#worldhealthday: How True North Stables is Staying Safe from COVID-19

April 7 was World Health Day, a theme that is fitting for the current COVID-19 circumstances.  Let’s dive into what one stable in particular is doing to stay safe during this time.

After finishing a successful 10 weeks at the Winter Equestrian Festival (WEF), True North Stables has remained at its base in Wellington, Florida for safety purposes, where owner Caitlyn Shiels and assistant trainer Cody Wooten continue to keep the horses fit.  True North’s second base is in Illinois.

“While following the guidelines of the [Center for Disease Control and Prevention] and staying safe to help contain the spread of the virus, we’re also working hard to keep our horses on their regimented programs,” said Wooten. “They obviously don’t know that anything has changed, and we want to keep it that way.”

Shiels and Wooten will be focusing on their horses’ fitness and well-being, as well as their own well-being, while implementing quarantine guidelines for the farm.

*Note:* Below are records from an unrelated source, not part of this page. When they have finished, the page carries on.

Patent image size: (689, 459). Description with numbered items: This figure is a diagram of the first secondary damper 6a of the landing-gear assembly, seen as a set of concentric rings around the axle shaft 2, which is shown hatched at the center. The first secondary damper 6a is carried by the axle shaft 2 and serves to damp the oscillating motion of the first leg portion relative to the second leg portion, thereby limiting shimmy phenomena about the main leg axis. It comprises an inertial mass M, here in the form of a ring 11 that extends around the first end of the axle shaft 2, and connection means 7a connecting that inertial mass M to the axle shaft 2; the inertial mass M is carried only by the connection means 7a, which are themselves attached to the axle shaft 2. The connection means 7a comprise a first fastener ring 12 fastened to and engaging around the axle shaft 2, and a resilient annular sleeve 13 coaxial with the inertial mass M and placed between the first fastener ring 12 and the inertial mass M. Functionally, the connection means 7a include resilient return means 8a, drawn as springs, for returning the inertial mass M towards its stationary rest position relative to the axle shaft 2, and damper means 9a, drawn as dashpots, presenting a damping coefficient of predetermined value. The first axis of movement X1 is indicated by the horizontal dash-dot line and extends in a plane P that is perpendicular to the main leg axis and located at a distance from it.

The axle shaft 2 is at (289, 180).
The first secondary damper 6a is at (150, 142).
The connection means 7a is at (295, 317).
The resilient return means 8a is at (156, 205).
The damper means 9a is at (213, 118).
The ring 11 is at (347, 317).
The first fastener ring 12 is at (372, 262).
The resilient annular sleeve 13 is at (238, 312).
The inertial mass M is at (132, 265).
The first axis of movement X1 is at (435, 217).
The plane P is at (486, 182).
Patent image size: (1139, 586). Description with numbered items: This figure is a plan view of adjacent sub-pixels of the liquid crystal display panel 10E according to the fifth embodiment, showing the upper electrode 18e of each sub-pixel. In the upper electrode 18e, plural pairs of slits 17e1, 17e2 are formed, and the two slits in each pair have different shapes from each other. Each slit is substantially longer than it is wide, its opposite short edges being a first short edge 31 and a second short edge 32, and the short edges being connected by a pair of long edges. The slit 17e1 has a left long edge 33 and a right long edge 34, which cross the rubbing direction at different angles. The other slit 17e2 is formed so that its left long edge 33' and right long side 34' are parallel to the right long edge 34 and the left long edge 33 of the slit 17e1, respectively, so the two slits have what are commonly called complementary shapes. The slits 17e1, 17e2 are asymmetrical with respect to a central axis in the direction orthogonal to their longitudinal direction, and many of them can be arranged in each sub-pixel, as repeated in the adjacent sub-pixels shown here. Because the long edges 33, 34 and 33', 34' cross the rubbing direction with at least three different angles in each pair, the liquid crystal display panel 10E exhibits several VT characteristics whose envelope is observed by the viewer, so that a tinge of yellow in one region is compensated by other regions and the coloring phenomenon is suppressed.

“It’s important to us to keep our horses going, but it’s equally important that we practice social distancing and follow extra safety measures during this time,” said Shiels. “We’re continually adapting and acclimating to the current situation, but it’s helpful to find solace in knowing that by taking these measures now, we’re helping to protect our industry and ensuring that we have an industry to return to.”

Watch the video below to learn more about what the team is doing keep themselves and their horses safe from COVID-19.


Video courtesy True North Stables.

True North has taken several safety precautions that are recommended to all boarding/training barns, including:

  • Temporarily closing the facility to anyone who is not essential
  • Increased sanitization efforts for common surfaces, including stalls, doorknobs, light switches, sink faucets, gates, and cross-ties
  • Staff safety measures, including social distancing and more frequent/thorough hand washing

While no one knows for certain when competition will resume, True North is remaining positive about the benefits of the time at home.

“Downtime can be great for our horses,” said Shiels. “I look at last year, and we didn’t show from Derby Finals in August until Wellington in January, but we kept the horses going in their individual programs, and they came out fit and better than ever. We still had a focus and a goal, and we’re finding comfort in maintaining that same focus now.”